In the meantime, wouldn't the millions of pounds spent on compensation payments be put to better use helping the NHS to care for the sick, save lives, and perhaps sparing a few more parents from having to suffer such unbearable pain in future?
CAN we imagine anything more cruel and unjust than wrongly accusing a genuinely traumatised and bereaved mother of murdering her child and then sending her to prison for life? Largely due to the successful appeal last year by solicitor Sally Clark, falsely convicted of murdering her two children, the cases of hundreds of parents convicted on the basis of discredited paediatrician Sir Roy Meadow's evidence are now to be re-examined.

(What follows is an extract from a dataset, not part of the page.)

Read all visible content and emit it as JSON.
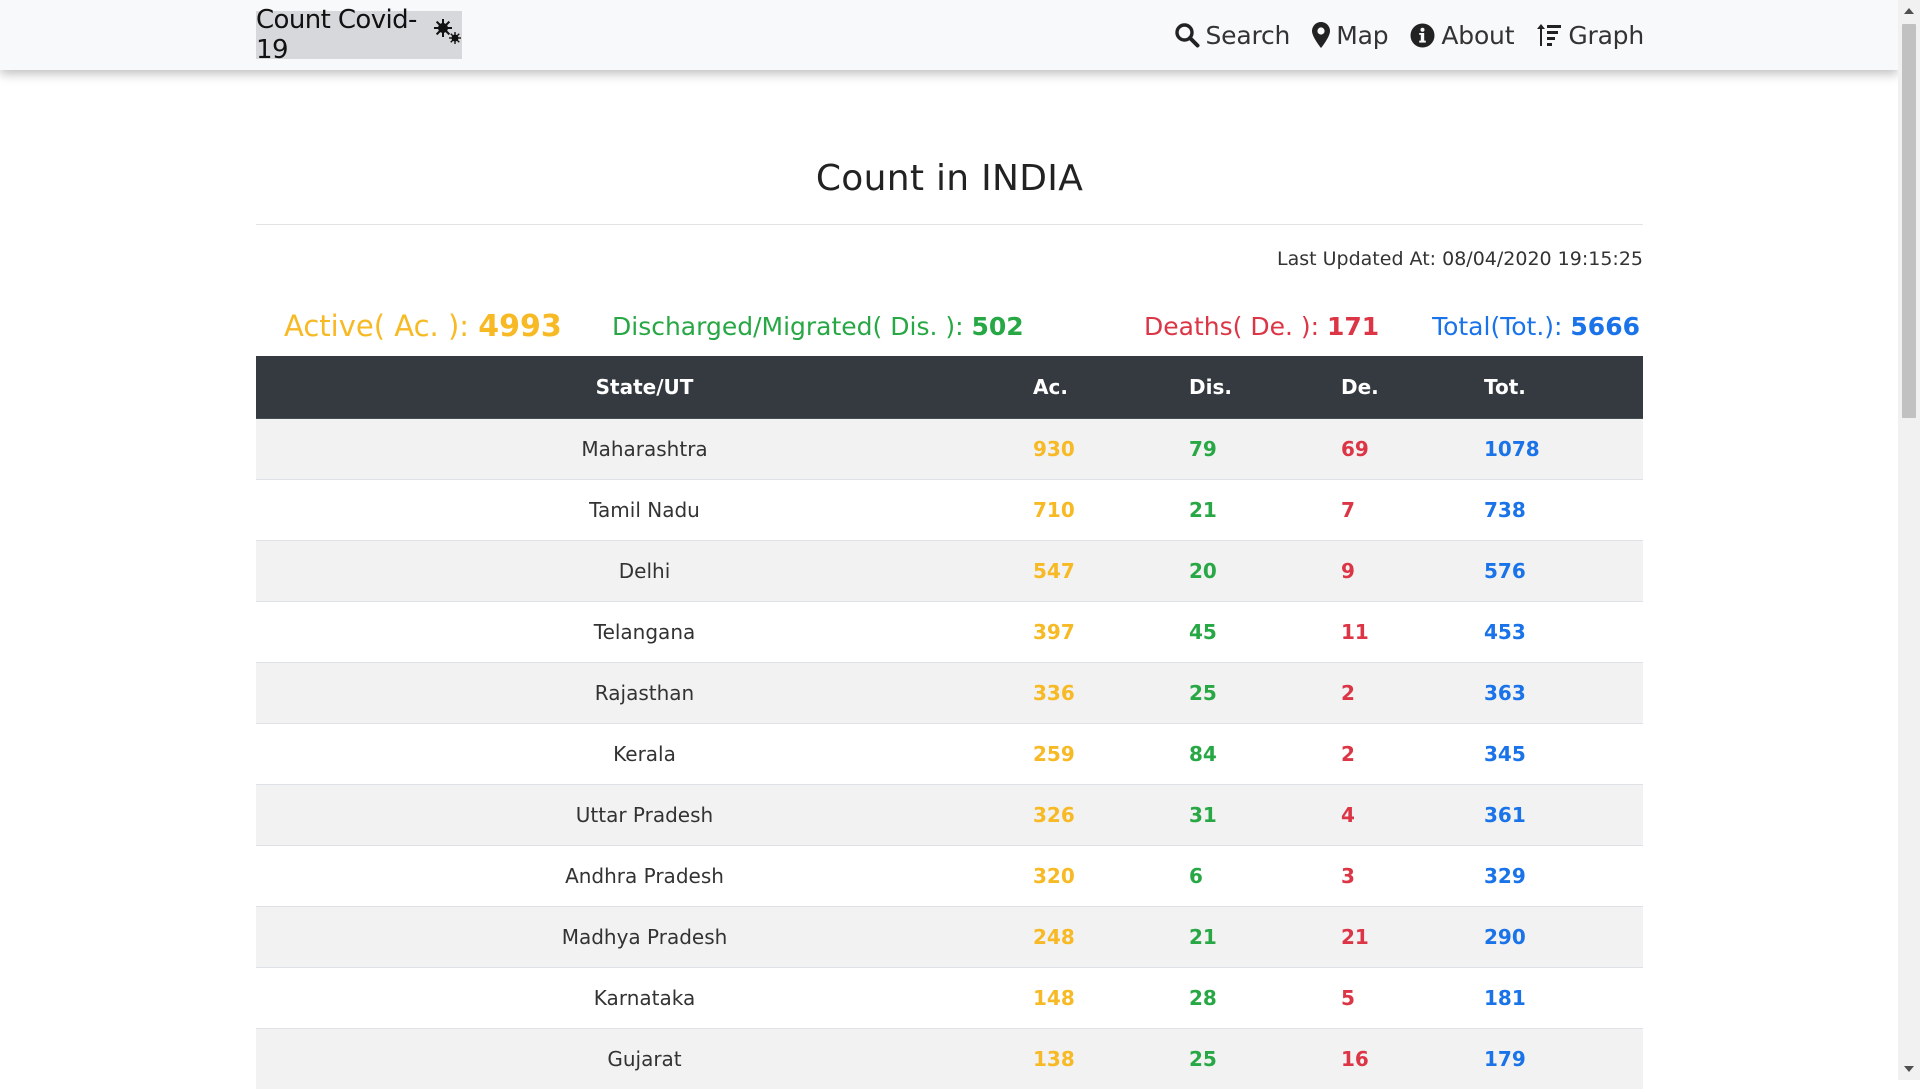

Campaigners argue many deaths may have been caused by toxic poisoning, allergic reactions or other medical conditions, possibilities that were often not investigated at the time. Middle-class, rich and highly educated, Mrs Clark and her family could afford to organise a widely publicised and highly effective campaign. Her voice was heard. Yet hundreds of less well off, ordinary women have languished in jail for years, many for more than a decade, their protests of innocence ignored until now. Why has it taken so long for them to be listened to? And what does that say about our justice system?
MOVING to the countryside, according to a survey by Country Living magazine, improves your sex life. "House guests can't bear to be alone in a four-poster bed and have been known to dance on the lawn at 3am wearing nothing but Wellington boots to attract a partner," says the report. Four-poster beds? House guests? A Royal shooting party, perhaps, but that's not the countryside I know. I suspect the reason people have more sex out here in the rain-soaked, windswept Dales is that we are so cold we will do anything to generate body heat.
CHANNEL 4's Boss Swap made superb viewing this week. Slobby Tyneside car dealer Mike Porritt did little work, told very bad, smutty jokes and sacked a female manager who was great at her job because she should have been at home "having babies and getting on with her life". It was as if he had walked straight out of the pages of a Viz comic strip. He was having us on. Wasn't he?